Goucher College 2024-2025 Undergraduate Catalogue 
    
    Nov 21, 2024  
Goucher College 2024-2025 Undergraduate Catalogue

First Year Seminar


Coordinator: Germán Mora

First-year seminar: General Overview

Goucher’s First-Year Seminars introduce students to the pleasures and demands of a liberal arts education.

First-Year Seminars offer a selection of small, discussion-based courses taught by faculty from across the disciplines. As with seminars for upper-level college students, each class explores a specific topic in all its complexity and connects students with shared interests.
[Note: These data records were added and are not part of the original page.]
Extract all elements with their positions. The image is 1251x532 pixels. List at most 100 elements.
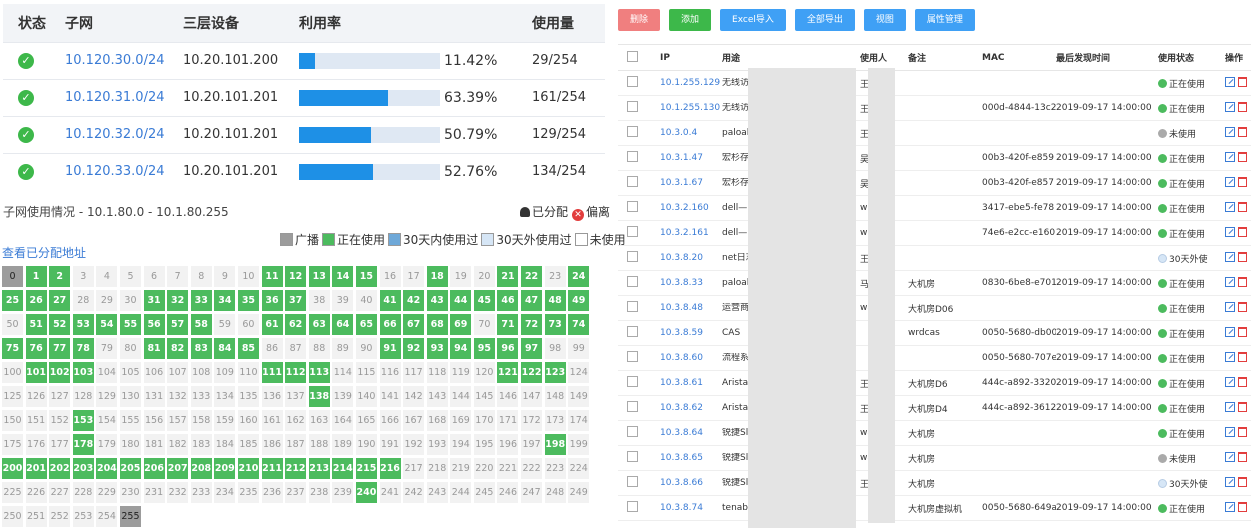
ip-cell[interactable]: 90: [355, 338, 377, 359]
ip-cell[interactable]: 100: [2, 362, 23, 383]
ip-cell[interactable]: 169: [450, 410, 472, 431]
attribute-manage-button[interactable]: 属性管理: [914, 9, 975, 31]
ip-cell[interactable]: 247: [521, 482, 543, 503]
ip-cell[interactable]: 110: [237, 362, 259, 383]
ip-cell[interactable]: 232: [167, 482, 189, 503]
ip-cell[interactable]: 8: [190, 266, 212, 287]
ip-cell[interactable]: 106: [143, 362, 165, 383]
row-select-cell[interactable]: [618, 445, 660, 471]
view-button[interactable]: 视图: [863, 9, 906, 31]
ip-cell[interactable]: 223: [544, 458, 566, 479]
ip-cell[interactable]: 10: [237, 266, 259, 287]
ip-cell[interactable]: 30: [119, 290, 141, 311]
ip-cell[interactable]: 253: [72, 506, 94, 527]
row-checkbox[interactable]: [627, 476, 638, 487]
ip-cell[interactable]: 214: [332, 458, 354, 479]
ip-link[interactable]: 10.3.8.66: [660, 478, 703, 488]
ip-cell[interactable]: 243: [426, 482, 448, 503]
ip-cell[interactable]: 25: [2, 290, 23, 311]
ip-cell[interactable]: 215: [355, 458, 377, 479]
ip-cell[interactable]: 218: [426, 458, 448, 479]
ip-cell[interactable]: 246: [497, 482, 519, 503]
row-checkbox[interactable]: [627, 101, 638, 112]
ip-cell[interactable]: 181: [143, 434, 165, 455]
ip-cell[interactable]: 154: [96, 410, 118, 431]
ip-cell[interactable]: 17: [403, 266, 425, 287]
ip-cell[interactable]: 202: [49, 458, 71, 479]
ip-cell[interactable]: 109: [214, 362, 236, 383]
ip-cell[interactable]: 133: [190, 386, 212, 407]
ip-cell[interactable]: 201: [25, 458, 47, 479]
ip-cell[interactable]: 135: [237, 386, 259, 407]
row-select-cell[interactable]: [618, 270, 660, 296]
ip-cell[interactable]: 123: [544, 362, 566, 383]
row-checkbox[interactable]: [627, 426, 638, 437]
edit-icon[interactable]: [1225, 426, 1235, 437]
ip-link[interactable]: 10.3.0.4: [660, 128, 697, 138]
ip-cell[interactable]: 228: [72, 482, 94, 503]
ip-cell[interactable]: 44: [450, 290, 472, 311]
edit-icon[interactable]: [1225, 301, 1235, 312]
view-assigned-link[interactable]: 查看已分配地址: [2, 244, 86, 261]
trash-icon[interactable]: [1238, 226, 1247, 237]
ip-cell[interactable]: 158: [190, 410, 212, 431]
ip-cell[interactable]: 195: [473, 434, 495, 455]
ip-cell[interactable]: 216: [379, 458, 401, 479]
ip-cell[interactable]: 242: [403, 482, 425, 503]
edit-icon[interactable]: [1225, 501, 1235, 512]
ip-cell[interactable]: 173: [544, 410, 566, 431]
ip-cell[interactable]: 192: [403, 434, 425, 455]
ip-link[interactable]: 10.3.8.74: [660, 503, 703, 513]
ip-cell[interactable]: 234: [214, 482, 236, 503]
ip-cell[interactable]: 88: [308, 338, 330, 359]
edit-icon[interactable]: [1225, 376, 1235, 387]
ip-cell[interactable]: 191: [379, 434, 401, 455]
ip-cell[interactable]: 79: [96, 338, 118, 359]
row-select-cell[interactable]: [618, 95, 660, 121]
ip-cell[interactable]: 39: [332, 290, 354, 311]
trash-icon[interactable]: [1238, 501, 1247, 512]
ip-cell[interactable]: 104: [96, 362, 118, 383]
ip-cell[interactable]: 157: [167, 410, 189, 431]
ip-link[interactable]: 10.3.8.62: [660, 403, 703, 413]
ip-cell[interactable]: 42: [403, 290, 425, 311]
ip-cell[interactable]: 145: [473, 386, 495, 407]
ip-cell[interactable]: 6: [143, 266, 165, 287]
trash-icon[interactable]: [1238, 101, 1247, 112]
ip-cell[interactable]: 130: [119, 386, 141, 407]
ip-cell[interactable]: 208: [190, 458, 212, 479]
ip-cell[interactable]: 73: [544, 314, 566, 335]
ip-cell[interactable]: 94: [450, 338, 472, 359]
row-select-cell[interactable]: [618, 345, 660, 371]
ip-cell[interactable]: 9: [214, 266, 236, 287]
trash-icon[interactable]: [1238, 151, 1247, 162]
trash-icon[interactable]: [1238, 201, 1247, 212]
subnet-link[interactable]: 10.120.30.0/24: [65, 53, 165, 68]
ip-cell[interactable]: 128: [72, 386, 94, 407]
ip-cell[interactable]: 99: [568, 338, 590, 359]
ip-cell[interactable]: 119: [450, 362, 472, 383]
ip-link[interactable]: 10.3.8.20: [660, 253, 703, 263]
trash-icon[interactable]: [1238, 451, 1247, 462]
trash-icon[interactable]: [1238, 426, 1247, 437]
ip-cell[interactable]: 193: [426, 434, 448, 455]
ip-cell[interactable]: 164: [332, 410, 354, 431]
ip-cell[interactable]: 48: [544, 290, 566, 311]
row-checkbox[interactable]: [627, 76, 638, 87]
edit-icon[interactable]: [1225, 451, 1235, 462]
ip-cell[interactable]: 221: [497, 458, 519, 479]
row-checkbox[interactable]: [627, 301, 638, 312]
ip-cell[interactable]: 231: [143, 482, 165, 503]
ip-cell[interactable]: 190: [355, 434, 377, 455]
trash-icon[interactable]: [1238, 401, 1247, 412]
ip-cell[interactable]: 24: [568, 266, 590, 287]
ip-cell[interactable]: 151: [25, 410, 47, 431]
ip-cell[interactable]: 244: [450, 482, 472, 503]
row-select-cell[interactable]: [618, 420, 660, 446]
ip-cell[interactable]: 205: [119, 458, 141, 479]
ip-cell[interactable]: 95: [473, 338, 495, 359]
ip-cell[interactable]: 71: [497, 314, 519, 335]
ip-cell[interactable]: 238: [308, 482, 330, 503]
ip-cell[interactable]: 87: [285, 338, 307, 359]
row-select-cell[interactable]: [618, 495, 660, 521]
First-Year Seminars also move beyond content to guide students in developing intellectual selves in both practice and disposition. This exploration is shaped by two distinct questions: 1) How do we think and learn as individuals in the intellectual setting? And 2) How do we carry ourselves in this setting? Faculty model both components of their own academic selves through their approaches to course content.

OVERVIEW for students

Each First-Year Seminar (FYS) draws on the passions, expertise, and creative interests of an enthusiastic professor to investigate cutting-edge material. Unlike a first-year survey course that tries to give an overview of an entire field or discipline, each First-Year Seminar examines a particular question or topic in depth and from multiple points of view. Course topics vary.

As your First-Year Seminar, these courses are designed so that you, your classmates, and a skillful teacher embark on a shared academic adventure that offers the excitement of intellectual discovery and the pleasures of creative accomplishment. The professor’s unique approach combines with several common elements across all FYS courses to offer concrete tools for beginning the articulation of an academic identity.

Hallmarks of First-Year Seminars are lively and informed class discussions; support in developing the skills of critical and creative thinking, reading, and writing; and the opportunity to work collaboratively with other students on a project that your group designs and develops independently. Each class operates as an engaged intellectual community, and class discussions are enriched by community-based projects, guest visits from experts in the Baltimore-Washington area, fieldtrips, and opportunities for hands-on investigations.

Your First-Year Seminar will serve as a place where you are challenged and supported to develop the skills needed to engage deeply and critically with complex materials; to take risks; to reflect on your own strengths, passions and goals; and to begin to develop a vision for your four-year-long journey through the liberal arts. All students are required to pass their First-Year Seminar to be eligible for graduation.